Issues in Data Typing

Robert D. Cameron
Feb. 2002

Orthogonality

Data structuring has two independent dimensions:

  1. the form of the structure (e.g., RECORD, ARRAY or SET), and
  2. the substructures allowed as components.

Orthogonal design:

Nonorthogonality:

Security of Data Structure Construction

Under sequential construction (third generation languages), data structure components (fields of a record, or elements of an array) are filled in one at a time.

What if the programmer forgets to fill in one field or element? For example,

TYPE ABCD = RECORD  a, b : INTEGER; c, d : REAL;

PROCEDURE MakeABCD(VAR NewABCD : ABCD);
BEGIN
  NewABCD.a := 0;
  NewABCD.b := 1;
  NewABCD.c := 2.4
END MakeABCD;

This is a common type of programming error which is not caught by the compiler and may be difficult to debug.

Under parallel construction (e.g., Ada, Modula-3, functional languages), such structures may created by simultaneous assignment to all components. The compiler will catch any such errors, e.g.,

PROCEDURE MakeABCD(VAR NewABCD : ABCD);
BEGIN
  NewABCD := ABCD(a := 0; b := 1; c := 2.4)
END MakeABCD;

Better security.

Name vs. Structural Equivalence of Types: Name Equivalence is More Secure

When do two variables have compatible types?

Name Equivalence:
If they have the same type name.

Structural Equivalence:
If they have the same type structure.

Example:

TYPE PersonId = ARRAY[1..10] OF CHAR;
     VehicleId = ARRAY[1..10] OF CHAR;

PROCEDURE ProcessVehicle(v1 : VehicleId); ...

VAR p1 : PersonId;

ProcessVehicle(p1)

This last call is legal by structural equivalence, but illegal by name equivalence.

Name equivalence provides better security. However, this kind of accidental compatibility is very rare, so the security is only slightly better.

A minor point: name equivalence is also easier to implement in compilers; structural equivalence requires data structure comparisons which may involve the recursive comparison of substructures.

Structural Equivalence is More Flexible

Name equivalence can cause some annoying problems, especially in combining facilities provided by different library modules.

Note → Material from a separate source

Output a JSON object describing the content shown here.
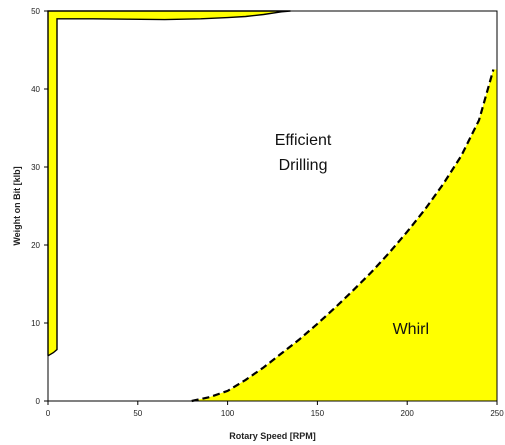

Example (Modula-3 syntax):

INTERFACE Lib1;
  TYPE CharSet = SET OF CHAR;
  PROCEDURE PrintChars(x : CharSet);
END Lib.

INTERFACE Lib2;
  TYPE SetOfChar = SET OF CHAR;
  PROCEDURE CharsOfString(str : Text.T) : SetOfChar;
END Lib2.

MODULE Client;
IMPORT Lib1, Lib2;
BEGIN
  Lib1.PrintChars(Lib2.CharsOfString("abracadabra"))
END Client.

Under name equivalence, the last statement is illegal because the type returned by CharsOfString is Lib2.SetOfChar while the type required by PrintChars has a different name, i.e., Lib1.CharSet. (Even if the name in Lib2 was CharSet, the names are still considered different because they are in different scopes.)

Under structural equivalence (e.g., Modula-3), this example is allowed.

Choices in language design:

Pascal:
mostly name equivalence, but structural equivalence in some cases (e.g., SETs).
Algol 68:
structural equivalence.
Ada:
name equivalence.
Modula-3:
structural equivalence for concrete types, name equivalence for abstract data types.

Answering the Security Issue.

Name equivalence provides slightly better security by partly hiding the type of a data structure (i.e., hiding it for type compatibility).

Even better security can be had by fully hiding the type structure using abstract data types (e.g., Modula's opaque types).

Therefore, types should be declared either visibly if flexibility is needed (structural equivalence), or opaquely if security is needed (name equivalence).